One thing we can learn from the so-called "ethnic" Orthodox parishes is this: even those people who attend them for the wrong reasons understand that they have roots, and - barring some heresy or schism - they are committed to stay put and to work for the church, come what may. We must do the same. This is the deepest form of education our soul can ever receive - much deeper than books or retreats.
My friend the late Archpriest John Moses (+2019) wrote, the Church is not a cruise ship - it's a battleship.
And we are in this battle together, dear brethren.
We cannot fight it alone.
And let me say this:
It is not the waters of any flood which will bring down a church.
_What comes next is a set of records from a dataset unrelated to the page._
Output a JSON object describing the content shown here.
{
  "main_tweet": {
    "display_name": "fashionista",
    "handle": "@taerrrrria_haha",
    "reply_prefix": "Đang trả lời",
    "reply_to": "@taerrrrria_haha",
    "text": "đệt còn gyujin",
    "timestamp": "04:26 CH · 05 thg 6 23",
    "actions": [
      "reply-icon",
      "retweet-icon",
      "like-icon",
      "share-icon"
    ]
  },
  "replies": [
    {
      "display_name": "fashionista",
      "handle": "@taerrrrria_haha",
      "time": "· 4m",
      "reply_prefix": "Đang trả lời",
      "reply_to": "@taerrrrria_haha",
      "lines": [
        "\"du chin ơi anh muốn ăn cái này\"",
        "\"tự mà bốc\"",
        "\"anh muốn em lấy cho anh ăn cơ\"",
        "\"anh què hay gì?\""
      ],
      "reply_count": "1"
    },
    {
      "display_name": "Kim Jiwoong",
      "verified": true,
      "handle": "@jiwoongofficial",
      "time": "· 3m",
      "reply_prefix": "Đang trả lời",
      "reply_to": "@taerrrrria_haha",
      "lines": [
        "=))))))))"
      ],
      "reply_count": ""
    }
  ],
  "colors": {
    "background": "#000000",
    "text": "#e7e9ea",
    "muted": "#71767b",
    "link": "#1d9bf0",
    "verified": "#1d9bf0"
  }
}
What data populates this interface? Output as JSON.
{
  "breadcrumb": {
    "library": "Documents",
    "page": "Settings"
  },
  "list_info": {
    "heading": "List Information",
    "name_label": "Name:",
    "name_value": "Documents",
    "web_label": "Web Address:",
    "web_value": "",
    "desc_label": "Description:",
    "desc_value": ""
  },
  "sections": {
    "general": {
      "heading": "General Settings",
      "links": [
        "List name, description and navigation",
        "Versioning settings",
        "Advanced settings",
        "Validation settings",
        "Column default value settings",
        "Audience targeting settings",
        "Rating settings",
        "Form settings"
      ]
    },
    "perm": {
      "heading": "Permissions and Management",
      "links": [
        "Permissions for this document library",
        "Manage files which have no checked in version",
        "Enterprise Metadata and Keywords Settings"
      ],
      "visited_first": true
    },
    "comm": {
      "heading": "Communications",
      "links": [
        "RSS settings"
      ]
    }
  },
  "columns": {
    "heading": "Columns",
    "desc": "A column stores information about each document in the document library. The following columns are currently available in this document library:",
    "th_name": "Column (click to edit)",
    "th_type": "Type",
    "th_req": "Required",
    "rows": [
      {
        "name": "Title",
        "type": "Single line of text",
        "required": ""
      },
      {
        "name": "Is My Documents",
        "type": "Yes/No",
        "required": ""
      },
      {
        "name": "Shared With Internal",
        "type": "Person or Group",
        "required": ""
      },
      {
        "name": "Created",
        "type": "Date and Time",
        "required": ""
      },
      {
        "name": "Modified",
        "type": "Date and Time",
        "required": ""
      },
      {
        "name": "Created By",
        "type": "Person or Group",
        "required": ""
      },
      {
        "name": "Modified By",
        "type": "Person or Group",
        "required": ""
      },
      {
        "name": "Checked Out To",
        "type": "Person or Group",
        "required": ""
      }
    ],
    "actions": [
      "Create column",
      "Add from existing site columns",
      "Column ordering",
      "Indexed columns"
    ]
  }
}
It is not false teachings, or immorality in the world around us.
It is not even financial poverty, although this can cripple a church for a little while.
What brings down a church is people going their own way.
Because each one of us going our own way is the opposite of what God commands: He commands us to love one another.
To forgive one another. To be the Prodigal Son, and return to the Father, and like the Father, to embrace the Son.
We will never, ever find a church. It does not come in a package, just the way we like it.
We must stay and make it - not in our own image, but in the image of God, so we can be remade in the Image of God. Amen.